China grew 6.5% in the last quarter of 2020, completing the series with an annual mark of 2.3%. In light of the data published on Monday morning by the National Statistical Office (NBS, according to its acronym in English) the GDP of the Asian giant can be seen as the glass: half empty or half full. Registering its lowest result in almost half a century or being the only major economy that remains in positive territory despite the health crisis.

The country had not advanced so slowly since 1976. In that fateful year, the death of Mao Zedong, its prime minister Zhou Enlai and another quarter of a million other people were added to the death throes of the Cultural Revolution - unofficial figures rise the tally to 750,000 - because of the devastating Tangshan earthquake. The economy contracted 1.6% and its rapid development has remained unchanged since then.

In the face of the pandemic context, however, the optimistic reading prevails. China has managed to turn around a year that began with the virus threatening to become its particular Chernobyl. After a historic drop of 6.8% in the first quarter, it escaped the recession and has been accelerating with a rebound of 3.2% in the second and 4.9% in the third. So much so that it is already expanding faster than before the disaster: the fourth quarter of 2019 registered 6% compared to 6.5% today.

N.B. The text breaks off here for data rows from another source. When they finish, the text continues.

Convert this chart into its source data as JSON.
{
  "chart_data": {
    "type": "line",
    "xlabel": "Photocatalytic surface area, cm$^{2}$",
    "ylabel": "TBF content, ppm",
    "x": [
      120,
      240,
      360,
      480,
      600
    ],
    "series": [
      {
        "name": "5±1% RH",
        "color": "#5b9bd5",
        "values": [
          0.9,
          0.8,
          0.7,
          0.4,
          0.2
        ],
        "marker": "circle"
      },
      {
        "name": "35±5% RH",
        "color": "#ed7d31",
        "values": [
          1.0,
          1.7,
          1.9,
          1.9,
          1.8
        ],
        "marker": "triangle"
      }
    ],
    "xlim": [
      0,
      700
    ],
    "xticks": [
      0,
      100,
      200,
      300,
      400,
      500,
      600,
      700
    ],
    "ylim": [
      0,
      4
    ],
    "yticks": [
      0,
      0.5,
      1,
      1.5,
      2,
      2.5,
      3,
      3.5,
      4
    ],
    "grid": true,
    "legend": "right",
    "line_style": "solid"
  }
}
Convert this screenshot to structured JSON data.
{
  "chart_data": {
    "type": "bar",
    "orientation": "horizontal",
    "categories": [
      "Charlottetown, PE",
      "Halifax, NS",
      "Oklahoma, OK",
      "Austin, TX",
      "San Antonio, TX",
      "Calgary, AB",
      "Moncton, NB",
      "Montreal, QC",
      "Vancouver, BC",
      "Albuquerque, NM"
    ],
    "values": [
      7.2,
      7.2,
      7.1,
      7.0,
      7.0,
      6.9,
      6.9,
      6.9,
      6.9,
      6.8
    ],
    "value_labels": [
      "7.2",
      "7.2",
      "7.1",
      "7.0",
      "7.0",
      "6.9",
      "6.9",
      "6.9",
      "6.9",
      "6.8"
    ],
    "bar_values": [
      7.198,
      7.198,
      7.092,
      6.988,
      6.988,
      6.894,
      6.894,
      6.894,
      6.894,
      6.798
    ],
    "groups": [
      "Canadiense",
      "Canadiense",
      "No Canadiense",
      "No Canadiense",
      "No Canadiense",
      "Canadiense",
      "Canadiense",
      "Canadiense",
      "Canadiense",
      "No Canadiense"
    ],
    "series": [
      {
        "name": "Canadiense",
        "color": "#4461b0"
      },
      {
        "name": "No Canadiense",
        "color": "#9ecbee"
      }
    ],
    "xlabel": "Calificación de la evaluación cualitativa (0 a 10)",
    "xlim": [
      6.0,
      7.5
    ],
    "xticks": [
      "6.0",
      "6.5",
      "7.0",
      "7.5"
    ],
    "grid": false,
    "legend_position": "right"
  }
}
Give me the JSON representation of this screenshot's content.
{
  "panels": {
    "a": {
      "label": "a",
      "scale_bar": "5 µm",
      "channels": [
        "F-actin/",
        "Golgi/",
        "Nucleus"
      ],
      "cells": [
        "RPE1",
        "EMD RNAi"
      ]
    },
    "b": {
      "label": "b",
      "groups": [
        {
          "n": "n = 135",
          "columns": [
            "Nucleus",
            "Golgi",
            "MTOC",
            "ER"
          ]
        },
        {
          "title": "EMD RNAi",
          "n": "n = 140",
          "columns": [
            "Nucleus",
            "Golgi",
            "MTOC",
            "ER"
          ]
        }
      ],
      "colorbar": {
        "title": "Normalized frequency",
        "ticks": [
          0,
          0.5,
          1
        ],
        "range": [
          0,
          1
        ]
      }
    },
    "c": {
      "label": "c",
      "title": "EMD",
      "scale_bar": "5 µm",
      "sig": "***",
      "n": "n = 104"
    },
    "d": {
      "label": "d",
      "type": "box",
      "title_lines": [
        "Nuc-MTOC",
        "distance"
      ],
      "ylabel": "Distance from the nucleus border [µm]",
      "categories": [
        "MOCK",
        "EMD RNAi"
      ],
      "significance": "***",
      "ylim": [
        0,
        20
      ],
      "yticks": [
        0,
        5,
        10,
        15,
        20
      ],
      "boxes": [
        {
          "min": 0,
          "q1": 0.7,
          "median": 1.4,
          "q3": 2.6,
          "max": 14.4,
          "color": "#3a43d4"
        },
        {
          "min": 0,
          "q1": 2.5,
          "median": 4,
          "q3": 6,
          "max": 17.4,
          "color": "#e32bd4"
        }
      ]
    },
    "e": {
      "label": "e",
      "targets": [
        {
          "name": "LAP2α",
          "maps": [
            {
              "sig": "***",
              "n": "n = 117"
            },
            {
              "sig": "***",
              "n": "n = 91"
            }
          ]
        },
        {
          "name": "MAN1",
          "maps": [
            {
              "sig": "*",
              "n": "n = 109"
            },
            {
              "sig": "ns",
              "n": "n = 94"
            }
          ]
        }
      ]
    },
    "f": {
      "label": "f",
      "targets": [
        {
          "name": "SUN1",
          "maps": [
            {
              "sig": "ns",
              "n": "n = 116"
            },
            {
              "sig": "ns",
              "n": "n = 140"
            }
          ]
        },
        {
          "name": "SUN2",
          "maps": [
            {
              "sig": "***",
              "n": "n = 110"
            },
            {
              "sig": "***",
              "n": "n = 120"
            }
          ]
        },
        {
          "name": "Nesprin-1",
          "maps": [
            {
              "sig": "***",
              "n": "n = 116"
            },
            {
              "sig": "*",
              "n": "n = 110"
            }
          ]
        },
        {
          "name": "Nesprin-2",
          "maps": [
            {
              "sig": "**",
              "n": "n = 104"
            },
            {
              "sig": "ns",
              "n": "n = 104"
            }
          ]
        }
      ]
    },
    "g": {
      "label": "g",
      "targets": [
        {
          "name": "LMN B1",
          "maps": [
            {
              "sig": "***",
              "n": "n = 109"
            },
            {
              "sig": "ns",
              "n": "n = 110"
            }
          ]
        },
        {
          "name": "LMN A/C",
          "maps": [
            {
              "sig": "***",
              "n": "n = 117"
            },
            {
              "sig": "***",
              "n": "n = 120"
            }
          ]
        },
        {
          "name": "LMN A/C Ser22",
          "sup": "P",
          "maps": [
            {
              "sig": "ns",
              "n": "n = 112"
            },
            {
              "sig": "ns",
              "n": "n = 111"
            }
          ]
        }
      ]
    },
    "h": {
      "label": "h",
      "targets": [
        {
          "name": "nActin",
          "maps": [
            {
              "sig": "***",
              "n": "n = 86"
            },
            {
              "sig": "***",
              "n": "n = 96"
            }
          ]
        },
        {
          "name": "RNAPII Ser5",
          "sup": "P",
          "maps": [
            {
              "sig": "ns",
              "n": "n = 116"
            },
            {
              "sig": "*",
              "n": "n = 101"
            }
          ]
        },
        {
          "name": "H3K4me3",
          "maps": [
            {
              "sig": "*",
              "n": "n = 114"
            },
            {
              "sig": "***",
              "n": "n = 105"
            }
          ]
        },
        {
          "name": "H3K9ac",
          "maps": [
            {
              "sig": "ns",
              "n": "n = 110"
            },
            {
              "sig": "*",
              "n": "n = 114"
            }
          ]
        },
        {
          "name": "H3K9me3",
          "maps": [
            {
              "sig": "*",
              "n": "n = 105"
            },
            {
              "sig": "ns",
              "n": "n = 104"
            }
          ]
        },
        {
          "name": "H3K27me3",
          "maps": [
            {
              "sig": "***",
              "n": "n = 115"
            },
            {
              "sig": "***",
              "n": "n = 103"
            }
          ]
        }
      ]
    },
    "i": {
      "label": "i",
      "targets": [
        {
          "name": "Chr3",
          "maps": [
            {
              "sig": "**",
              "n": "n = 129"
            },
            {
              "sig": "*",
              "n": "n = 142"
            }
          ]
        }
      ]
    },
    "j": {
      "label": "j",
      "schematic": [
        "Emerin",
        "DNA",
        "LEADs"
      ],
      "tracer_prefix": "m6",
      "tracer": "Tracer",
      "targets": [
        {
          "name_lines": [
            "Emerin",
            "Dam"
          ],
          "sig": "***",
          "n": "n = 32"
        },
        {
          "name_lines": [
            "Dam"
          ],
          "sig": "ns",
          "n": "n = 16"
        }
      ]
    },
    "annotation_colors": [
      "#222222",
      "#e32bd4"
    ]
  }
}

"China is expected to become the only major economy in the world that achieves positive growth throughout the year," celebrated Ning Jizhe, director of the NBS, while ensuring that GDP "has returned to its normal level." The result is also higher than the 2.1% predicted by the Bloomberg survey of experts. Recent estimates from the International Monetary Fund (IMF) pointed out that China will continue to gain ground, raising its pace to 7.9% in 2021.

The international organization published two weeks ago Article IV dedicated to the Asian giant, an annual document by which it assesses the situation of its member countries. In it, the IMF pointed out that "structural reforms have advanced despite the pandemic, although not uniformly." The text praised the openness of the financial sector while noting that "progress in the reform of the real estate sector has been slow, particularly in the area of state-owned companies and competitive neutrality with private firms." Looking to the future, "fiscal, monetary and structural policies must aim to strengthen private demand" to alleviate "still unbalanced growth".